Les murs parlent d’eux-mêmes et autant par leurs fissures que les vestiges de ce temple à la gloire de l’individu. Le genre d’endroit qui fascine autant qu’il nous terrifie autant par l’environnement dans lequel il est construit que par ce qu’il nous raconte sur l’être humain. Oui, nous sommes ici prisonniers de l’océan, mais même au milieu de toute cette eau, Rapture nous rappelle que le plus grand danger est l’homme. Mais surtout, on nous présente ici à quel point le pouvoir corrompt et que ce qui pouvait être pensé comme une oasis peut devenir un cauchemar aspirant tous ceux qui ont cru en elle. A présent que j’ai fouillé chaque recoin de cette ville fantôme en évitant les chrosômes qui cherche constamment de l’Adam, j’ai finalement trouvé quelques indices de la présence de Steelskin.

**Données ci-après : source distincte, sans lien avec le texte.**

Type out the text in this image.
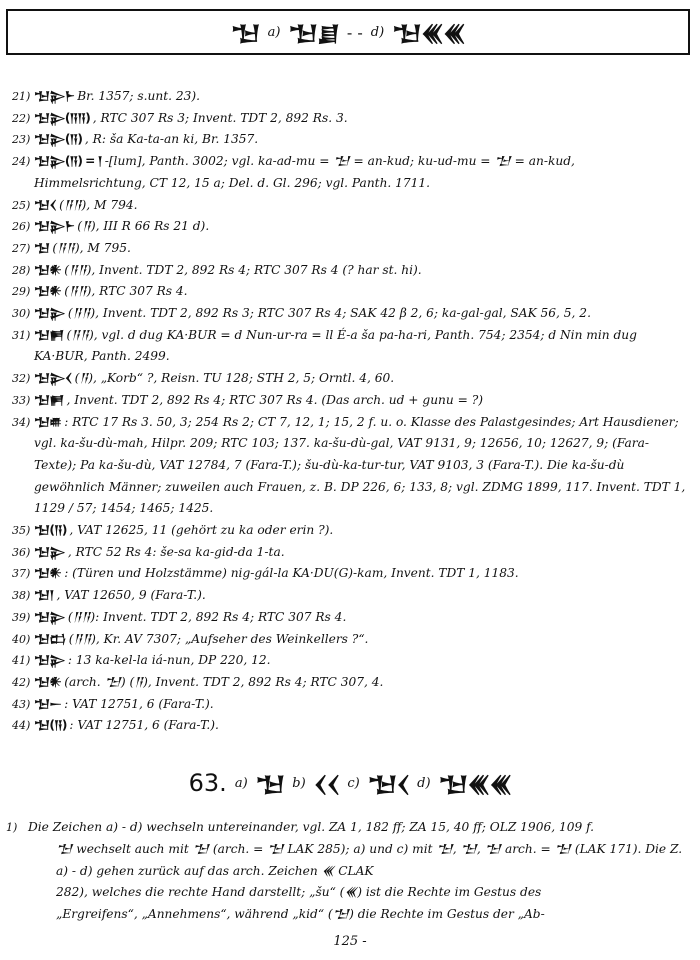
𒈠 a) 𒈠𒋗 - - d) 𒈠𒌍𒌍
21) 𒈠𒉌𒈨 Br. 1357; s.unt. 23).
22) 𒈠𒉌(𒀀𒀀) , RTC 307 Rs 3; Invent. TDT 2, 892 Rs. 3.
23) 𒈠𒉌(𒀀) , R: ša Ka-ta-an ki, Br. 1357.
24) 𒈠𒉌(𒀀) = 𒁹 -[lum], Panth. 3002; vgl. ka-ad-mu = 𒈠 = an-kud; ku-ud-mu = 𒈠 = an-kud, Himmelsrichtung, CT 12, 15 a; Del. d. Gl. 296; vgl. Panth. 1711.
25) 𒈠𒌋 (𒀀𒀀), M 794.
26) 𒈠𒉌𒈨 (𒀀), III R 66 Rs 21 d).
27) 𒈠 (𒀀𒀀), M 795.
28) 𒈠𒀭 (𒀀𒀀), Invent. TDT 2, 892 Rs 4; RTC 307 Rs 4 (? har st. hi).
29) 𒈠𒀭 (𒀀𒀀), RTC 307 Rs 4.
30) 𒈠𒉌 (𒀀𒀀), Invent. TDT 2, 892 Rs 3; RTC 307 Rs 4; SAK 42 β 2, 6; ka-gal-gal, SAK 56, 5, 2.
31) 𒈠𒂍 (𒀀𒀀), vgl. d dug KA·BUR = d Nun-ur-ra = ll É-a ša pa-ha-ri, Panth. 754; 2354; d Nin min dug KA·BUR, Panth. 2499.
32) 𒈠𒉌𒌋 (𒀀), „Korb“ ?, Reisn. TU 128; STH 2, 5; Orntl. 4, 60.
33) 𒈠𒂍 , Invent. TDT 2, 892 Rs 4; RTC 307 Rs 4. (Das arch. ud + gunu = ?)
34) 𒈠𒌑 : RTC 17 Rs 3. 50, 3; 254 Rs 2; CT 7, 12, 1; 15, 2 f. u. o. Klasse des Palastgesindes; Art Hausdiener; vgl. ka-šu-dù-mah, Hilpr. 209; RTC 103; 137. ka-šu-dù-gal, VAT 9131, 9; 12656, 10; 12627, 9; (Fara-Texte); Pa ka-šu-dù, VAT 12784, 7 (Fara-T.); šu-dù-ka-tur-tur, VAT 9103, 3 (Fara-T.). Die ka-šu-dù gewöhnlich Männer; zuweilen auch Frauen, z. B. DP 226, 6; 133, 8; vgl. ZDMG 1899, 117. Invent. TDT 1, 1129 / 57; 1454; 1465; 1425.
35) 𒈠(𒀀) , VAT 12625, 11 (gehört zu ka oder erin ?).
36) 𒈠𒉌 , RTC 52 Rs 4: še-sa ka-gid-da 1-ta.
37) 𒈠𒀭 : (Türen und Holzstämme) nig-gál-la KA·DU(G)-kam, Invent. TDT 1, 1183.
38) 𒈠𒁹 , VAT 12650, 9 (Fara-T.).
39) 𒈠𒉌 (𒀀𒀀): Invent. TDT 2, 892 Rs 4; RTC 307 Rs 4.
40) 𒈠𒆗 (𒀀𒀀), Kr. AV 7307; „Aufseher des Weinkellers ?“.
41) 𒈠𒉌 : 13 ka-kel-la iá-nun, DP 220, 12.
42) 𒈠𒀭 (arch. 𒈠) (𒀀), Invent. TDT 2, 892 Rs 4; RTC 307, 4.
43) 𒈠𒀸 : VAT 12751, 6 (Fara-T.).
44) 𒈠(𒀀) : VAT 12751, 6 (Fara-T.).
63. a) 𒈠 b) 𒌋𒌋 c) 𒈠𒌋 d) 𒈠𒌍𒌍
1) Die Zeichen a) - d) wechseln untereinander, vgl. ZA 1, 182 ff; ZA 15, 40 ff; OLZ 1906, 109 f.
𒈠 wechselt auch mit 𒈠 (arch. = 𒈠 LAK 285); a) und c) mit 𒈠, 𒈠, 𒈠 arch. = 𒈠 (LAK 171). Die Z. a) - d) gehen zurück auf das arch. Zeichen 𒌍 CLAK
282), welches die rechte Hand darstellt; „šu“ (𒌍) ist die Rechte im Gestus des
„Ergreifens“, „Annehmens“, während „kid“ (𒈠) die Rechte im Gestus der „Ab-
125 -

Malheureusement, tout semble s’accorder sur le fait qu’il n’est plus là depuis un moment. Ce n’est finalement qu’en trouvant un nouveau message que j’ai compris sa prochaine destination. L’heure est donc venue de faire mes adieux à cet endroit. Et même si l’angoisse me hante en parcourant ces divers quartiers, je ne peux m’empêcher d’être admiratif devant une telle métropole. Une folie qui impressionne autant qu’elle terrifie. Je repars en gardant à jamais le souvenir de ce trésor aquatique qui a ensorcelé tant de gens et en a emporté tant au fond des abysses. Je continuerais d’écrire dès l’instant où je me serais rapproché de mon prochain objectif.